At a meeting on Tuesday in the interim capital Aden, Saeed transferred the EC’s technical team in charge of regulating the import and export of oil derivatives to the SEC. The move marks a revival of the SEC, which fell to the wayside in recent years. The EC, which has sparred publicly with the Houthis over oil import revenues, was formed in August 2018 to manage the economy and support relevant ministries in response to the severe deterioration of the economic situation.
The resumption of SEC meetings is part of the Saudi-brokered Riyadh agreement aimed at creating a national unity government in Aden to prevent the type of clashes that broke out between forces loyal to the pro-secession Southern Transitional Council and the government army in August.
At the Tuesday meeting, the ministers of oil, minerals, finance, planning and international cooperation were tasked with studying and reviewing the mechanisms for importing oil derivatives into Yemen and submitting those proposals to the SEC for implementation.
The SEC also instructed the oil and finance ministries to take the necessary measures to complete the financing of the final stages of the refinery's power plant, which the EC had overseen, and set a timetable to start revenue-generating operations at the refinery.

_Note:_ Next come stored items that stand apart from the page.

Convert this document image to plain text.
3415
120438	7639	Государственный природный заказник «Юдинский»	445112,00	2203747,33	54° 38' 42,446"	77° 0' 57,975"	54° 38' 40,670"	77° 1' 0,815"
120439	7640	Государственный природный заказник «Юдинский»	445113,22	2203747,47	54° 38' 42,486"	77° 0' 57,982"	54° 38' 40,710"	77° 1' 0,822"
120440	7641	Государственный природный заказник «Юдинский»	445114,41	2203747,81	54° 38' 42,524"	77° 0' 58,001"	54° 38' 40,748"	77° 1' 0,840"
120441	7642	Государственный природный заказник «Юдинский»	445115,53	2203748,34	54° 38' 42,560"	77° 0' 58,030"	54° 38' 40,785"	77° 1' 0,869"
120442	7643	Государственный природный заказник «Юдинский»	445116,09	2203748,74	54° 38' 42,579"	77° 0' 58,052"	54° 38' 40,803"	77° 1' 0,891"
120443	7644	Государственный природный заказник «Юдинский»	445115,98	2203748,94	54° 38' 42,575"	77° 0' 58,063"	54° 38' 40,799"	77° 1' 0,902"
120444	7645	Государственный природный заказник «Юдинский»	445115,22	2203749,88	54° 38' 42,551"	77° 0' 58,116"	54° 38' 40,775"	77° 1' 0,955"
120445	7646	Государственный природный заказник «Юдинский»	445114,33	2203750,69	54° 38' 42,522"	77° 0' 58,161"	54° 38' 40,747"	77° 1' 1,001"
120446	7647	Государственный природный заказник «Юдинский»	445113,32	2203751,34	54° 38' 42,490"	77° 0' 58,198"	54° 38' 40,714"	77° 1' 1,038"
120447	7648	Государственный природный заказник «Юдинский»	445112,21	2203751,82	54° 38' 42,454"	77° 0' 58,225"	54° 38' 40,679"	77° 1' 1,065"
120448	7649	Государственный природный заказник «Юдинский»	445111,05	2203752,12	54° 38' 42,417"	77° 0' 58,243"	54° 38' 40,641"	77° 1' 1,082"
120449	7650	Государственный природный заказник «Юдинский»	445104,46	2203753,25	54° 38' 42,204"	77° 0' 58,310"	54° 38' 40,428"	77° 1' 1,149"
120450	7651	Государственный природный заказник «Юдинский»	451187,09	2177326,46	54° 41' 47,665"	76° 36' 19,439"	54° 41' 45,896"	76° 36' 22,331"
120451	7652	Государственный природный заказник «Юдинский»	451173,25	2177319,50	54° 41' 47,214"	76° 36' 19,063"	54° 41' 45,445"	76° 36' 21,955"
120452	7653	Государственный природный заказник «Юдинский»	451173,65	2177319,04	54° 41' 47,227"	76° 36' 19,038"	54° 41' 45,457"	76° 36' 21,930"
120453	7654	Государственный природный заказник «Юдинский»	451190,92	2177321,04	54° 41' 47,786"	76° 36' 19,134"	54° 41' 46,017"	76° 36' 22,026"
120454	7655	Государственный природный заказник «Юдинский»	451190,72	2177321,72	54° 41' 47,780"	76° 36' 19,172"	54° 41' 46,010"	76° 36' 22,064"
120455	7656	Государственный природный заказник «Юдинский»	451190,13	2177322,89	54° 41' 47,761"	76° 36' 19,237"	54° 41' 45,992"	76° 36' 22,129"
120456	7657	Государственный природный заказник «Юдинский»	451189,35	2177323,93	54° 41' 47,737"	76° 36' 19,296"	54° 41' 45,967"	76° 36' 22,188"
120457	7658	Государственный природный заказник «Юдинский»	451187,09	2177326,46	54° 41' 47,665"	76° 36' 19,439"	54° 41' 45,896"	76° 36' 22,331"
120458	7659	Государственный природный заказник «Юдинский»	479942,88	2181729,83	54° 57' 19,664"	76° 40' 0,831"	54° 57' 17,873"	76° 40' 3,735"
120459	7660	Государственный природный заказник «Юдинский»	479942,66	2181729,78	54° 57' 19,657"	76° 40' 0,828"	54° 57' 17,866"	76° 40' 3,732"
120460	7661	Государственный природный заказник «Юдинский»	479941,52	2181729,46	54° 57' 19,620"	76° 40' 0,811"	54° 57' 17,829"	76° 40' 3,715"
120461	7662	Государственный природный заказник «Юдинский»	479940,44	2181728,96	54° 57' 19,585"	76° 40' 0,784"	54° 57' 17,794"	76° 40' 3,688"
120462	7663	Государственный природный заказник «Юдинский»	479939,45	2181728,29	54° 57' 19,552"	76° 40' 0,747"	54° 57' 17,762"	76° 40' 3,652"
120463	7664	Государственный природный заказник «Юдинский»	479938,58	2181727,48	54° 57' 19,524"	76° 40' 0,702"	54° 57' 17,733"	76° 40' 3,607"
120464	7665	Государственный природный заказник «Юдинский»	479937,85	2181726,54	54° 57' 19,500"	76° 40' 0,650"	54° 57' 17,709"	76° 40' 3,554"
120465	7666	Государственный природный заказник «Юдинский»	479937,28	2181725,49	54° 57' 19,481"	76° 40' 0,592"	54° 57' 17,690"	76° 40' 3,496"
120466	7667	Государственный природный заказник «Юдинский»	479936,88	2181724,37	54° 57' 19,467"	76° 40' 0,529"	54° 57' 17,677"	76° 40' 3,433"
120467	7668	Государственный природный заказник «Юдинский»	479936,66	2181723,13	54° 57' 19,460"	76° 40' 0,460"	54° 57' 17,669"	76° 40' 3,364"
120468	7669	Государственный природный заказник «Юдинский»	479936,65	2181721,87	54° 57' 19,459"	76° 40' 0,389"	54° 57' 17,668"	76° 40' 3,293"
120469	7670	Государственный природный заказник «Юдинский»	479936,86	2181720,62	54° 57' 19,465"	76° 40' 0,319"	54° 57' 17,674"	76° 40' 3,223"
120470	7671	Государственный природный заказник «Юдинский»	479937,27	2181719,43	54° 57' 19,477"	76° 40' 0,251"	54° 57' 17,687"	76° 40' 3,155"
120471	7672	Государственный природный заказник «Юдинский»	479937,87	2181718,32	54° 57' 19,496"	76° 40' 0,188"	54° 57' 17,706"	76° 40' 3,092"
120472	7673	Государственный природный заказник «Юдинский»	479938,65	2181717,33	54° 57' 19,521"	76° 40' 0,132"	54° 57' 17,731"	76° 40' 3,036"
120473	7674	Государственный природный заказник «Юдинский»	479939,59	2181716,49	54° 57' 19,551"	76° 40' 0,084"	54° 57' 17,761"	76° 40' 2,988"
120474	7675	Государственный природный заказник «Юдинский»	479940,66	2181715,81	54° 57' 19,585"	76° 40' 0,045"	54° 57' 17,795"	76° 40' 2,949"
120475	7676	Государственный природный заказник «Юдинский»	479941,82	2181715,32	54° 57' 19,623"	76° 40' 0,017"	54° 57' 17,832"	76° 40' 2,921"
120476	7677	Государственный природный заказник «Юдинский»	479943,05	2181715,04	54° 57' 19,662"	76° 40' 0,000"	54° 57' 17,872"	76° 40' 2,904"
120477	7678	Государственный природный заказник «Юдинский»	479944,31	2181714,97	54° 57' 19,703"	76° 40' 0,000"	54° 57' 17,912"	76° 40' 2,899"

A government official, speaking on condition of anonymity because he was not authorized to speak to the press, criticized the transfer of the EC's technical team, led by Faris Al Ja'adi, to the SEC. He argued that the prime minister should have instead restructured the SEC general secretary to include additional economic expertise in non-oil sectors to deal with issues like currency rates, taxes and tariffs, state revenues, debt, investments and expenditures. The official also said the prime minister should include the Ministries of Telecommunications, Fisheries and Agriculture in the SEC, given how much revenue they generate.